US Secretary of State Anthony Blinken said on Sunday that he did not expect any breakthroughs from the Geneva talks or during the NATO-Russia Council in Brussels. In an interview with ABC on January 9, Blinken said he had no particular hope of achieving the US-Russian delegation meeting at the OSCE this weekend. “Today the issue is this: will President Putin choose the path of diplomacy and dialogue if he takes the path of confrontation,” said Blinken.

He said that Russia has committed repeated acts of aggression against its neighbors going back more than a decade – Georgia, Moldova, and Ukraine in 2014, and now the prospect of doing that again.

“And at the same time, this is even bigger than Ukraine. This goes to some basic principles of international relations that are what guarantee peace and security: the principle that one nation can’t simply change the borders of another by force; the principle that one nation can’t dictate to another its choices and with whom it will associate; the principle that we can’t have countries exerting spheres of influence to subjugate their neighbors. That should be a relic of the past. All of that is what is in play here. That’s why it’s so important that we stand not only for Ukraine’s territorial integrity, its sovereignty, and its independence but for these basic principles.”

The background to the US-Russia talks on strategic stability is the mobilization of Russian troops along Ukraine's borders and Moscow's demands to the US and NATO.

On December 17, 2021, the Russian Foreign Ministry announced the draft agreements on security guarantees with the United States and NATO. One of Russia's demands is that the US and NATO not allow further strengthening of NATO in the East and the admission of the former Soviet republics into the alliance. Also, refrain from any military activity in Ukraine, other Eastern European countries, the Caucasus, and Central Asia.

It’s important that earlier this week, the US Secretary of State was asked about Russia’s recently increased demands of guarantees on NATO’s eastward non-expansion and his expectations from the upcoming US-Russia security talks scheduled for January 10.

According to Blinken, the source of instability in the region is Russia, not NATO: invading neighboring countries, interfering in other countries' elections, violating international arms control agreements, pulling back from long agreed confidence-building and transparency measures.
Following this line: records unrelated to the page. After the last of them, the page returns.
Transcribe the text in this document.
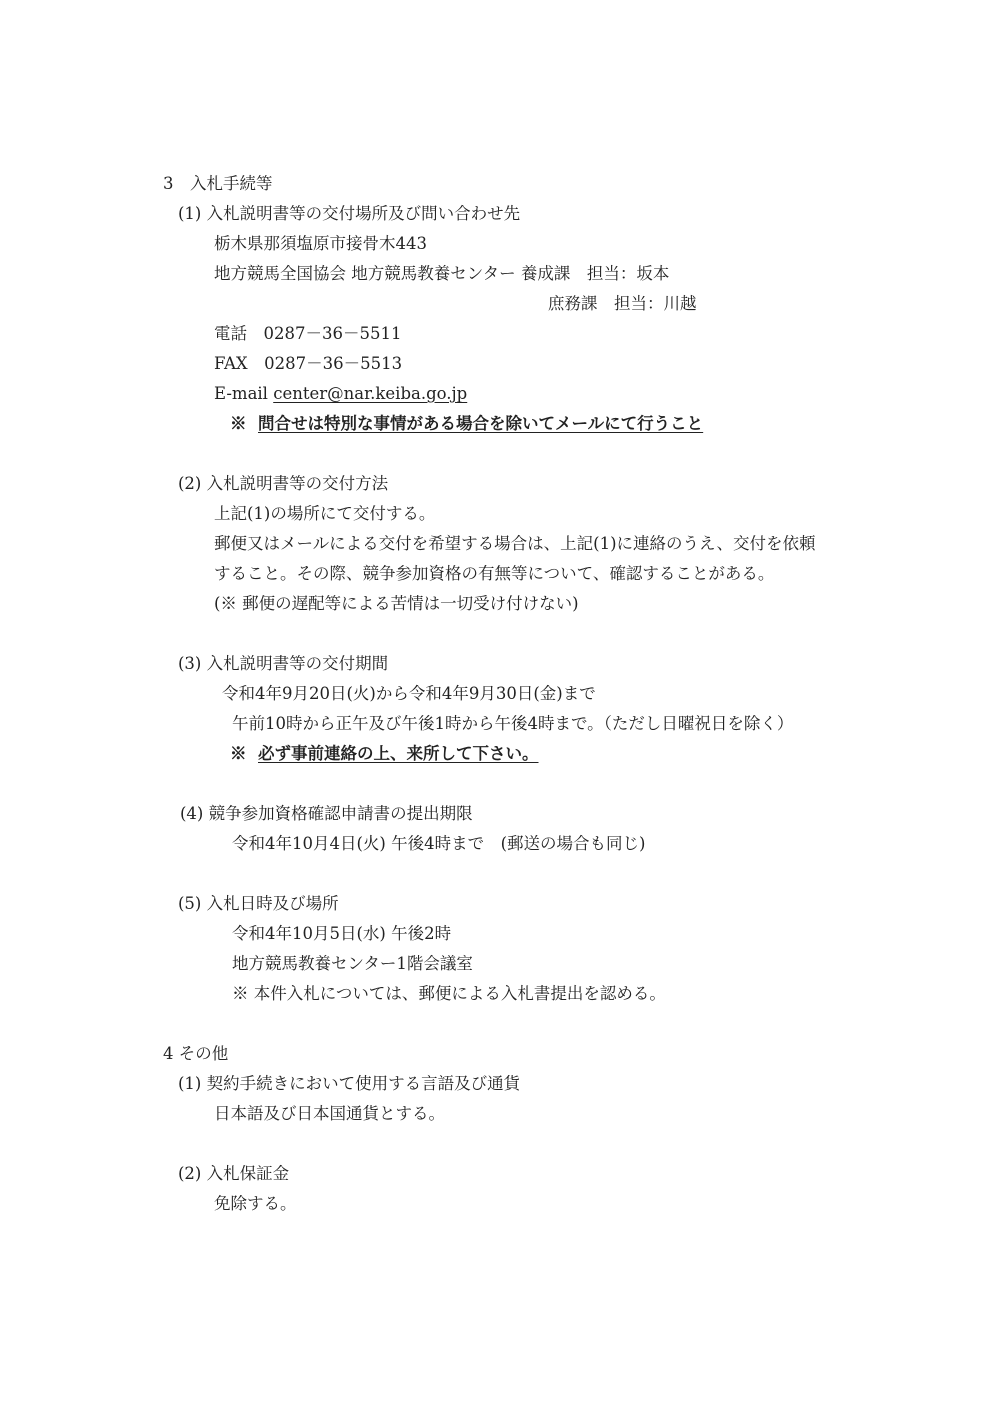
3　入札手続等
(1) 入札説明書等の交付場所及び問い合わせ先
栃木県那須塩原市接骨木443
地方競馬全国協会 地方競馬教養センター 養成課　担当：坂本
庶務課　担当：川越
電話　0287－36－5511
FAX　0287－36－5513
E-mail center@nar.keiba.go.jp
※ 問合せは特別な事情がある場合を除いてメールにて行うこと
(2) 入札説明書等の交付方法
上記(1)の場所にて交付する。
郵便又はメールによる交付を希望する場合は、上記(1)に連絡のうえ、交付を依頼
すること。その際、競争参加資格の有無等について、確認することがある。
(※ 郵便の遅配等による苦情は一切受け付けない)
(3) 入札説明書等の交付期間
令和4年9月20日(火)から令和4年9月30日(金)まで
午前10時から正午及び午後1時から午後4時まで。（ただし日曜祝日を除く）
※ 必ず事前連絡の上、来所して下さい。
(4) 競争参加資格確認申請書の提出期限
令和4年10月4日(火) 午後4時まで　(郵送の場合も同じ)
(5) 入札日時及び場所
令和4年10月5日(水) 午後2時
地方競馬教養センター1階会議室
※ 本件入札については、郵便による入札書提出を認める。
4 その他
(1) 契約手続きにおいて使用する言語及び通貨
日本語及び日本国通貨とする。
(2) 入札保証金
免除する。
“Yes, Russia has raised issues of European security in its public statements and the documents that it put forward. But let’s be very, very clear about this: NATO did not invade Ukraine; NATO did not invade Georgia; NATO did not position forces in Moldova against the will of its people. Those are all things, among many others, that Russia has done in recent years,” Secretary said.

According to him over the past two decades, it is Russia that has invaded neighboring countries; interfered in other countries’ elections; used chemical weapons to attempt to assassinate opponents of the government, and done so on foreign soil; violated international arms control agreements; pulled back from confidence-building and transparency measures long agreed.

“And so we and our allies will be raising these and other issues with Russia in the days and weeks ahead,” U.S. Secretary of State announced a few days before Geneva talks.